Nella lettera d'intenti inviata alla Commissione europea, il presidente Berlusconi promette dismissioni: privatizzare parte del patrimonio pubblico è la politica del buon padre di famiglia, in un momento nel quale l'Europa e i mercati ci chiedono di ridurre il nostro gigantesco debito pubblico (1900 miliardi). Quale è però l'impegno quantificato dal governo? Cinque miliardi l'anno, per tre anni, con un totale di quindici miliardi.
Quindici miliardi, contro 1900 miliardi di debito. In questa stratosferica sproporzione c'è, purtroppo, un segnale inquietante circa la serietà del proponimento. Segnale ancor più preoccupante, beninteso, tenendo conto che il ministro dell'Economia ha fatto sapere mezzo stampa di ritenere le promesse del governo di cui fa parte sostanzialmente delle fanfaronate che non verranno mantenute. Ma mentre aumentare la flessibilità in uscita del mercato del lavoro sarebbe un passo importante per la crescita, cinque miliardi l'anno di dismissioni non significano che il governo Berlusconi farà le privatizzazioni. Significano l'esatto contrario: che non si faranno le privatizzazioni. Il governo parla di dismettere soltanto immobili. Il patrimonio immobiliare dello Stato "alienabile" vale, secondo le stime più recenti, 400 miliardi. Se ne venderebbe, dunque meno dei 5%, in tre anni. L'obiettivo di cassa ci dice cosa non verrà privatizzato. Non verrà privatizzato nulla che valga più di 5 miliardi. Quindi, nessuna grande impresa pubblica: non Trenitalia, non le Poste, non la Rai, nemmeno l'Inail, che si stima "prezzabile" a fra i 5 e i 6 miliardi. Del resto, il governo parla a chiare lettere di vendere case, ma non di vendere aziende.

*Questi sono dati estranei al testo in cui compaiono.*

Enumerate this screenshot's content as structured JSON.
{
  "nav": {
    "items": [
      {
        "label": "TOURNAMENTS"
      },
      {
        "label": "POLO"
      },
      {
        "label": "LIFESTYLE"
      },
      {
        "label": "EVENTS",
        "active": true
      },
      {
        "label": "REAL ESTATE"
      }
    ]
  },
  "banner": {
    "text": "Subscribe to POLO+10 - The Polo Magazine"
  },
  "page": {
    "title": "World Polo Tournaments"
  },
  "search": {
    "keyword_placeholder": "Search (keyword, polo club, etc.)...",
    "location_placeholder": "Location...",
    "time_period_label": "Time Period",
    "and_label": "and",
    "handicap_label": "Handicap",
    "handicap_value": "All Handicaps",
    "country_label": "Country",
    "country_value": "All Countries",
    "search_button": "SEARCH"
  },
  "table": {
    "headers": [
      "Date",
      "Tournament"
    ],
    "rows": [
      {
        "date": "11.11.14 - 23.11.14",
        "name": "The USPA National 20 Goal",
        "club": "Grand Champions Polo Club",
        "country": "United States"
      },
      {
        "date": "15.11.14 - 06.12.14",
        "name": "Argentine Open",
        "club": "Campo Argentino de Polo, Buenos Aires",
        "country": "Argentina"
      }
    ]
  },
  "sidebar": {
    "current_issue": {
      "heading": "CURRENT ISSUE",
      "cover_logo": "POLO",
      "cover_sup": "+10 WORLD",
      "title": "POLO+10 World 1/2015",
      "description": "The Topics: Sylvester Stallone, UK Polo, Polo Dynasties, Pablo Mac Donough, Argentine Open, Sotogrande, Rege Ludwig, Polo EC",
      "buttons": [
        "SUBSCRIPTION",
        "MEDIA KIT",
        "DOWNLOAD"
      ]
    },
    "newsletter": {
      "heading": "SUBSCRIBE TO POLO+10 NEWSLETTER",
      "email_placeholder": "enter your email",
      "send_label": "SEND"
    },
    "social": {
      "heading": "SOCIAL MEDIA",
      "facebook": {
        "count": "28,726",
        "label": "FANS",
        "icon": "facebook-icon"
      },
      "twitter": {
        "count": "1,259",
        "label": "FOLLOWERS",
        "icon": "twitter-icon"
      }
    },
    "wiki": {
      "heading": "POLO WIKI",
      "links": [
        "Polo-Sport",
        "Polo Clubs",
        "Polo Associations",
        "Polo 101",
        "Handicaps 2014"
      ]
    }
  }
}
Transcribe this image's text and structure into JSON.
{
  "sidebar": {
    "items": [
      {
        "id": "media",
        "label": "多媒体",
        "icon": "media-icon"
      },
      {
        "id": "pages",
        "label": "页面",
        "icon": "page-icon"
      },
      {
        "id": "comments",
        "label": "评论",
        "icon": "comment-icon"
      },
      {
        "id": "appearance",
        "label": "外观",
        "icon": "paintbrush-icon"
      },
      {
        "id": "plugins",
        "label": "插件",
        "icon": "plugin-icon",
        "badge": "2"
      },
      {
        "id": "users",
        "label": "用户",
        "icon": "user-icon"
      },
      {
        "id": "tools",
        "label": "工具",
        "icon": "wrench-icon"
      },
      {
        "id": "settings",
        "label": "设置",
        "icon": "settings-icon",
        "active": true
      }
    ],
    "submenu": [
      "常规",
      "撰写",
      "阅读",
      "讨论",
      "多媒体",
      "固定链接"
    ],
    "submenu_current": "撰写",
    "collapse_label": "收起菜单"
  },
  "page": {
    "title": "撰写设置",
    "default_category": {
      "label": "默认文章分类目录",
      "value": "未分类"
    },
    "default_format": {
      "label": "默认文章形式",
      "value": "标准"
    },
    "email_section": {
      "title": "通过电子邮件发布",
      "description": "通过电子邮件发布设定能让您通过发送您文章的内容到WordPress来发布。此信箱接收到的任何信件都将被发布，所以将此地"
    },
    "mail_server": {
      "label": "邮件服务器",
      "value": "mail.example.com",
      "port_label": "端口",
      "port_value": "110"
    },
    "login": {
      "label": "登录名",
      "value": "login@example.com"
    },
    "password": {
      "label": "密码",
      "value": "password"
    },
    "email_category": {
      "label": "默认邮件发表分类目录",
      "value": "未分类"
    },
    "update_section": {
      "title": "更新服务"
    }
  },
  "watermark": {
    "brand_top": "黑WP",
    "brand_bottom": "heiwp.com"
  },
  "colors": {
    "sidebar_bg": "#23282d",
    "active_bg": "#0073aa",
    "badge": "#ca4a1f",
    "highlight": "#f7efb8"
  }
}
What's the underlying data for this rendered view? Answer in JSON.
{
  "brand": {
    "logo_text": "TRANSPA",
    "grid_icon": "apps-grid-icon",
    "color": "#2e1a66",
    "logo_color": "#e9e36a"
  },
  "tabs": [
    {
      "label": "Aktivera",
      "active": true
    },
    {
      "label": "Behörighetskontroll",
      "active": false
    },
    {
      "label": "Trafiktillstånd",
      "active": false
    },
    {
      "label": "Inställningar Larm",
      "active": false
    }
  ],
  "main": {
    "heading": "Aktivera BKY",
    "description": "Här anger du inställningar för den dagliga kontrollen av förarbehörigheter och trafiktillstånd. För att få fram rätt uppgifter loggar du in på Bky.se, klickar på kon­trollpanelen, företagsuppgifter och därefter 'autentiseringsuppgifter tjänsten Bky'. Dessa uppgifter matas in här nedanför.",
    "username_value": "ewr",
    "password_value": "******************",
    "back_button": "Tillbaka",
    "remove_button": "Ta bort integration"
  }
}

Questo in ragione del fatto che, a bassi valore di mercato, si pensa sia controproducente metter mano alla vendita delle partecipate. Purtroppo, il prezzo "giusto" per le privatizzazioni non c'è mai. Nei periodi "di magra" non si vende perché si incasserebbe troppo poco. Nei periodi "di grassa" non si vende perché le aziende statali danno dividendi. Non privatizzi oggi, non privatizzi domani, il risultato è che interi settori imprenditoriali subiscono ancora l'influenza indebita di "concorrenti più uguali degli altri", perché posseduti direttamente o indirettamente dallo Stato. Lo status preferenziale, sul piano legale, che di norma si accompagna alla proprietà pubblica ha l'effetto di schermare quelle aziende dalla disciplina del mercato, con esiti nefasti per i consumatori. Vendere le imprese di Stato sarebbe, oggi, assieme il modo giusto per fare cassa e per contribuire alla crescita dell'economia, creando nuovi spazi per l'iniziativa economica privata. Perché non si va in quella direzione, anche in una situazione tanto drammatica come l'attuale? La risposta è desolante: perché ci sono potenti gruppi d'interessi che lo impediscono.
Con un po' di populismo, non è difficile ricordare chi sarebbe l'operatore privato che più avrebbe da temere da una Rai privata e competitiva. Ma oltre al conflitto d'interessi più evidente e più noto, ve ne sono altri, meno visibili ma altrettanto gravi. I manager delle aziende statali hanno un rapporto privilegiato con la politica, e vi fanno ricorso per evitare ipotesi di dismissioni. Le medesime aziende fanno parte delle associazioni datoriali, che nelle loro proposte al governo - comprensibilmente - non possono fare menzione della possibile privatizzazione dei loro soci. Il management attuale teme l'arrivo di nuovi azionisti, perché essi potrebbero decidere di rivoluzionare una certa impresa a cominciare dall'amministratore delegato. Oggi, quelli che annodano i "lacci e lacciuoli" hanno nome e cognome. E non vogliono mollare la presa.